At the small two room library Fitzpatrick made little progress in his research on the Mourning Queen, finding only some tomes on legends and witchcraft in the West Country. He did however find some confirmation of the elements of the ritual needed to bind the Queen into the land once more, including the presence of the 'four witnesses' and the use of a sacred stone.

Returning to the inn, it was decided that Roddy would walk up the Tor with Quill and Dodgson while the rest of the party went on ahead to covertly keep watch at a distance. At the summit they found a group of about 40 townspeople and tourists already milling about, as if waiting for them. When Quill arrived, with Roddy and Dodgson, he started to lead the people in a prayer in Old Brythonic. The investigators quickly realised Quill was trying to summon the Mourning Queen. The group moved against Quill to stop him, grappling him and trying to beat him senseless. Dodgson sought to protect him but was hit by an iron axe wielded by Lord George Fallowdrake and knocked to the ground, where he cried plaintively for the police.


The Isle of Avalon


At this point it was seen that apple blossom was raining out of the sky over the Tor. The other people there scattered in fear, crying that the pagan pacts had been broken. Fallowdrake quickly collected some blossom and the group carried the unconscious Quill and the semi-conscious Dodgson off the hill. Fallowdrake removed the parchment with the Lament of the Hollow from Dodgson's pocket.

Before Quill could recover, the party bundled him onto the train to Bristol and removed his shoes. The last they saw of him, he was slumped in a carriage of the 3.43 to Bristol, pulling out of the station. Dodgon was treated by Fitzpatrick and left in his room at the Abbey Inn next to his opium pipe with his head bandaged.



Binding the Mourning Queen

The group now asked Dr Mew to find them the four witnesses they needed for the ritual. They decided that Mew himself would qualify as the priest (as he was a theologian). They ate a late lunch in the inn. Fallowdrake used his spirit writing and necromantic magic to check with the spirits and Isaac Merrow on the location of the binding ritual and any ingredients they might be missing. Merrow emphasised that the edge of the waters surrounding Glastonbury would work. The spirits also mentioned use of the grave soil from the abbey as a key component.


The Mourning Queen

Mew returned with a widow, a midwife and a child around eight in the evening, and the motley team proceeded through the rainy dark to the edge of the town, at the littoral between the high ground and the muddy waters of the flood plain. Here Roddy led the four witnesses in the Lament of the Hollow at midnight.

As the four witnesses began chanting, reality warped and a huge, crystal cathedral seemed to form around the party. At one end the Mourning Queen sat on her throne, while ghostly monks lined the walls. Among them William spotted his doppelganger, wearing a black habit, with a silver tear on his cheek. There was no sign of his fiddle.

The Queen called to William, asking him to return to her as one of her true servants. William decided instead to charge her and attack her with his fabled knuckle dusters. He was assisted in his attack by Fallowdrake.

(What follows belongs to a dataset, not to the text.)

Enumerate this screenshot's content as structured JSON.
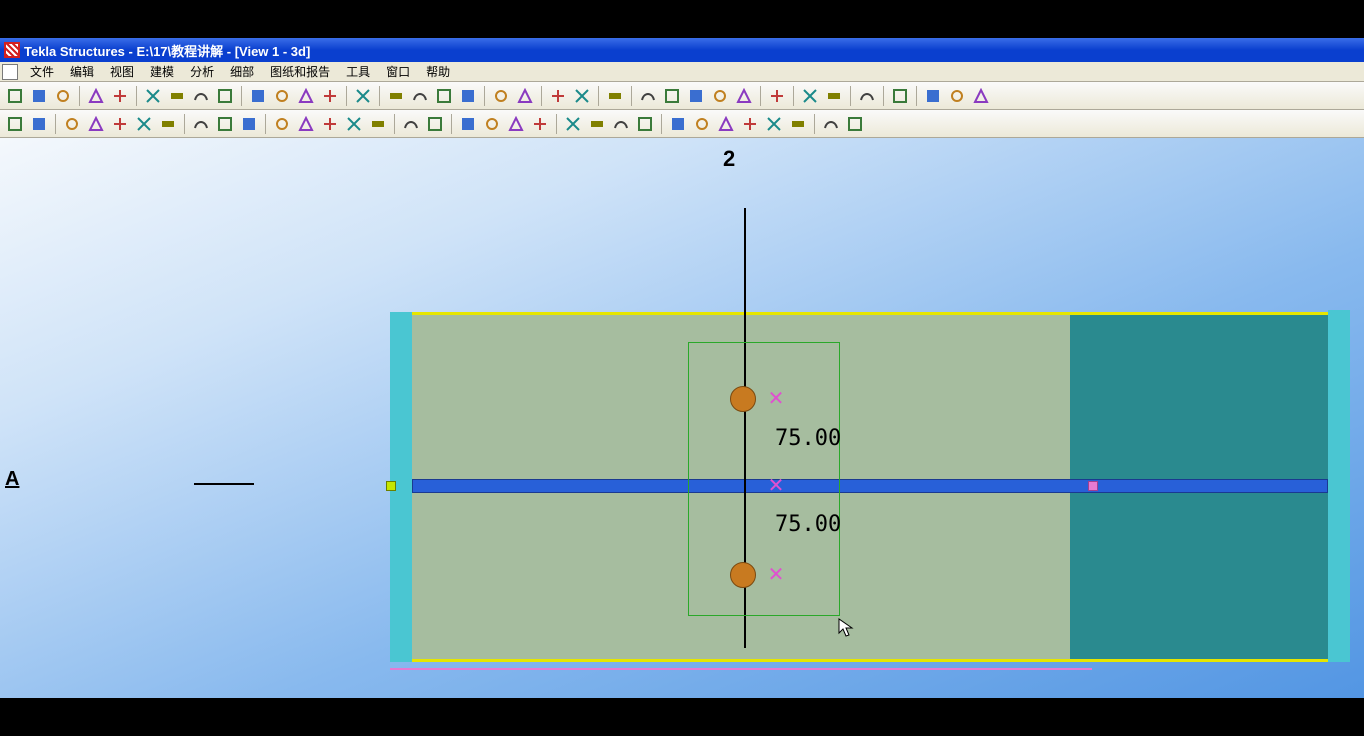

The Queen's defences proved inadequate to the task, and she screamed and vanished under the brutal assault while the 'other' William wept his silver tears. The glass cathedral shattered and collapsed around them and William and Fallowdrake found themselves floundering in the water. Luckily it was not too deep and William managed to rescure Fallowdrake from drowning.

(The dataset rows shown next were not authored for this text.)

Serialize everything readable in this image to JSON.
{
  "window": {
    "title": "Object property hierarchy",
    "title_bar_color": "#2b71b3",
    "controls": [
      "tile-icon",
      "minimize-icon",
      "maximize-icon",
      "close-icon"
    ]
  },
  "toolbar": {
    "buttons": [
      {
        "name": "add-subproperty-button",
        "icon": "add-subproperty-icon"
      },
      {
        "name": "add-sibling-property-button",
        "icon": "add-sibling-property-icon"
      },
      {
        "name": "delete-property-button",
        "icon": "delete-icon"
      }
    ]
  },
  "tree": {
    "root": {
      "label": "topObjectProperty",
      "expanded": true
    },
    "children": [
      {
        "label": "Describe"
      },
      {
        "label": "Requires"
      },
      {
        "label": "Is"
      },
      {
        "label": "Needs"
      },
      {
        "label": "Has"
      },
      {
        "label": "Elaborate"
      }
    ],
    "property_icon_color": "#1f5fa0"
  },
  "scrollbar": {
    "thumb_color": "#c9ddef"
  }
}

The curse of the Mourning Queen has been lifted from Glastonbury, at least for now. The rain has ceased and our heroes have returned to Harrowcombe where they have built a workshop in the house.

Next time: A witch hunt in the Mendip Hills!

Comments

  1. Addendum: Part of the ritual for binding the Mourning Queen was found in Dodgson's notebook which was taken from him in the previous session. Fittzpatrick went through this at the Antiquarian Society library.